New Teaching Year – Doctrine of Vocation

So with this new year we are beginning a new teaching series in the adult Sunday school class I co-teach at my church. We just finished working through the book of Ephesians five verses at a time, so we are starting a new bunch of stuff. Beautifully, the class is overwhelmingly in favor of studying part of Scripture in that manner again, so we decided upon 1 Peter for the rest of the year. The first thing, however, we will cover is three weeks on Luther’s doctrine of vocation since this is a class full of 20/30-ish single career adults. While this doctrine spiders out into all sorts of areas of theology (justification, anthropology, creation, eschatology, ecclesiology, and on and on), these folks’ background is diverse enough (unchurched, American evangelicalism, dispensationalism, presbyterian, life-long BBC attenders, etc.) that we thought it would be very important to understand how Christians are to live in this world in this age in this trajectory of history. As resources, I’m using:

Can you guys think of anything I could be helped by that I haven’t found? What should I make sure to cover over that three week period? I think it’s going to be less about ‘your job’ explicitly and more about the relation between Christ and culture, and I’ll be taking the Reformers’ (broad) position on the issues. I’d love to hear what you think of the topic in general.
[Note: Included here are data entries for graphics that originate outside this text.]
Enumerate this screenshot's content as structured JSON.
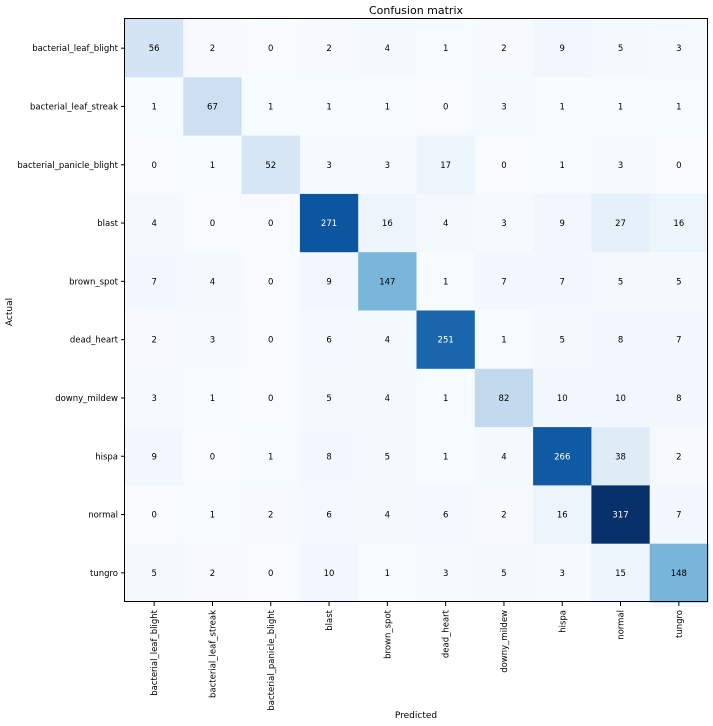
{
  "chart_data": {
    "type": "heatmap",
    "title": "Confusion matrix",
    "xlabel": "Predicted",
    "ylabel": "Actual",
    "colormap": "Blues",
    "colormap_stops": [
      "#f7fbff",
      "#deebf7",
      "#c6dbef",
      "#9ecae1",
      "#6baed6",
      "#4292c6",
      "#2171b5",
      "#08519c",
      "#08306b"
    ],
    "value_range": [
      0,
      317
    ],
    "text_color_dark": "#000000",
    "text_color_light": "#ffffff",
    "x_categories": [
      "bacterial_leaf_blight",
      "bacterial_leaf_streak",
      "bacterial_panicle_blight",
      "blast",
      "brown_spot",
      "dead_heart",
      "downy_mildew",
      "hispa",
      "normal",
      "tungro"
    ],
    "y_categories": [
      "bacterial_leaf_blight",
      "bacterial_leaf_streak",
      "bacterial_panicle_blight",
      "blast",
      "brown_spot",
      "dead_heart",
      "downy_mildew",
      "hispa",
      "normal",
      "tungro"
    ],
    "matrix": [
      [
        56,
        2,
        0,
        2,
        4,
        1,
        2,
        9,
        5,
        3
      ],
      [
        1,
        67,
        1,
        1,
        1,
        0,
        3,
        1,
        1,
        1
      ],
      [
        0,
        1,
        52,
        3,
        3,
        17,
        0,
        1,
        3,
        0
      ],
      [
        4,
        0,
        0,
        271,
        16,
        4,
        3,
        9,
        27,
        16
      ],
      [
        7,
        4,
        0,
        9,
        147,
        1,
        7,
        7,
        5,
        5
      ],
      [
        2,
        3,
        0,
        6,
        4,
        251,
        1,
        5,
        8,
        7
      ],
      [
        3,
        1,
        0,
        5,
        4,
        1,
        82,
        10,
        10,
        8
      ],
      [
        9,
        0,
        1,
        8,
        5,
        1,
        4,
        266,
        38,
        2
      ],
      [
        0,
        1,
        2,
        6,
        4,
        6,
        2,
        16,
        317,
        7
      ],
      [
        5,
        2,
        0,
        10,
        1,
        3,
        5,
        3,
        15,
        148
      ]
    ]
  }
}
4 responses to “New Teaching Year – Doctrine of Vocation

  1. Os Guiness’ “The Call” has some good stuff on vocation as it relates to calling, etc. Might be worth checking out…

  2. I taught at The Well on this in Nov. I also used Leland Ryken’s Work and Leisure book, it was really good too along with Veith’s!

  3. I think Total Truth by Nancy Pearcey is great and I think it will give a little bit different spin on things then the Lutheran two kingdom theology.

  4. I would highly recommend Total Truth by Nancy Pearcy – she had some good thoughts and insights. If you are a fan of Francis Schaeffer at all, she seems to pick up a lot of what he wrote and spoke about. Definitely a must-read.